The main benefit of this, he continued, is that it enables firms to say ‘if tomorrow we’ve got to go on-prem or we’ve got to go AWS or Azure because that’s what’s available in a specific location, we know that we’ll be able to deploy and use applications in the same map’.
For operators active across various jurisdictions via extensive brand portfolios, reliability is also a key area of concern, that being that a platform is always consistent.
Gibbs observed that, as with F1, adopting a multi-cloud product can ‘take the pressure off’ on the day of major events, resulting in a high-quality performance that ultimately benefits and retains the customer.
“All of the sub-teams within an F1 Group demand the highest levels of performance from their supporting infrastructure,” he said.

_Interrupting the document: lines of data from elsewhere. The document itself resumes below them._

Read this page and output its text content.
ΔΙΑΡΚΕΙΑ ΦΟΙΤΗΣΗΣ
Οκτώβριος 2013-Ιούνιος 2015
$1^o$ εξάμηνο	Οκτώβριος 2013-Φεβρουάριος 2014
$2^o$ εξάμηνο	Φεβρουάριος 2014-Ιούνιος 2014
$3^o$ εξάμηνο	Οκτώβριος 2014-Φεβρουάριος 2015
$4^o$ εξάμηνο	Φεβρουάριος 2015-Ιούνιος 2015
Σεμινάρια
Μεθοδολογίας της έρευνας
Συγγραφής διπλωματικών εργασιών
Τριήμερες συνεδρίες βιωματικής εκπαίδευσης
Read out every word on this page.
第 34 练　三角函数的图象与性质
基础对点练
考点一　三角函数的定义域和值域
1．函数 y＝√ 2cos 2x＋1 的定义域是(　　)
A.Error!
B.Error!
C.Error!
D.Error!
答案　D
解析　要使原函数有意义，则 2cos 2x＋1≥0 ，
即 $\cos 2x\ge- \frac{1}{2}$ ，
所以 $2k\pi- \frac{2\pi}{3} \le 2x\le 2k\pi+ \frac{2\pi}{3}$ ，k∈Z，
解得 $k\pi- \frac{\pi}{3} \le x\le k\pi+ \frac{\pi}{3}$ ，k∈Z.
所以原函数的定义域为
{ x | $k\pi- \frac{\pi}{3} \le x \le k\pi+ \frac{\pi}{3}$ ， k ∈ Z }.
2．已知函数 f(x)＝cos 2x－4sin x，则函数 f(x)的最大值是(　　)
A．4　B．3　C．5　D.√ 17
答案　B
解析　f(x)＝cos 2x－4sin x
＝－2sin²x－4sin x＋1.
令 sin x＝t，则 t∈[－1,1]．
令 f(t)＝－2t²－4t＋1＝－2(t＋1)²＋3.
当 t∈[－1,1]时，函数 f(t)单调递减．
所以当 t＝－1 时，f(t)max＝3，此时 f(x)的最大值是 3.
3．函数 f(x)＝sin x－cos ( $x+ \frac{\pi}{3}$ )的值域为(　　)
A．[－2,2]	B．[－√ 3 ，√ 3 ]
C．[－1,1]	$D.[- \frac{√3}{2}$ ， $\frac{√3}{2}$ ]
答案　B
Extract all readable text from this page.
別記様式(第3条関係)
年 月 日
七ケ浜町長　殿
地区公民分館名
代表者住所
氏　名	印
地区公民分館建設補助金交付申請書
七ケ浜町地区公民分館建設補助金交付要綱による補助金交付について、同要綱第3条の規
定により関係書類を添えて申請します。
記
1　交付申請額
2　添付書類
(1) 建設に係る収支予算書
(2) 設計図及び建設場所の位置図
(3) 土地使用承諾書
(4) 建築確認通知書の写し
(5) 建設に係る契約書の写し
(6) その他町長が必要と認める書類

“If they can provide more bandwidth, more Iops and less latency, then the engineers can output their work faster, they can output their work faster and they can get more components built in less time.
“Crucially, they can spend more time analysing the results that they see, and having more thinking time means more informed decisions.”
Also appearing on the webinar was Paul Nearn, Computacenter’s Solution Leader – Platform & Hybrid IT, who asserted with confidence that ‘the time is now’ for multi-cloud platforms, as he sees even experienced customers facing hurdles in their ‘cloud journey’.
“Multiple skill resources are needed to manage this,” Nearn remarked. “These cloud resources are often expensive, they often leave and can be contractors, it can be a shallow pull. We often see a lack of connectivity between those businesses that want to connect those pieces.”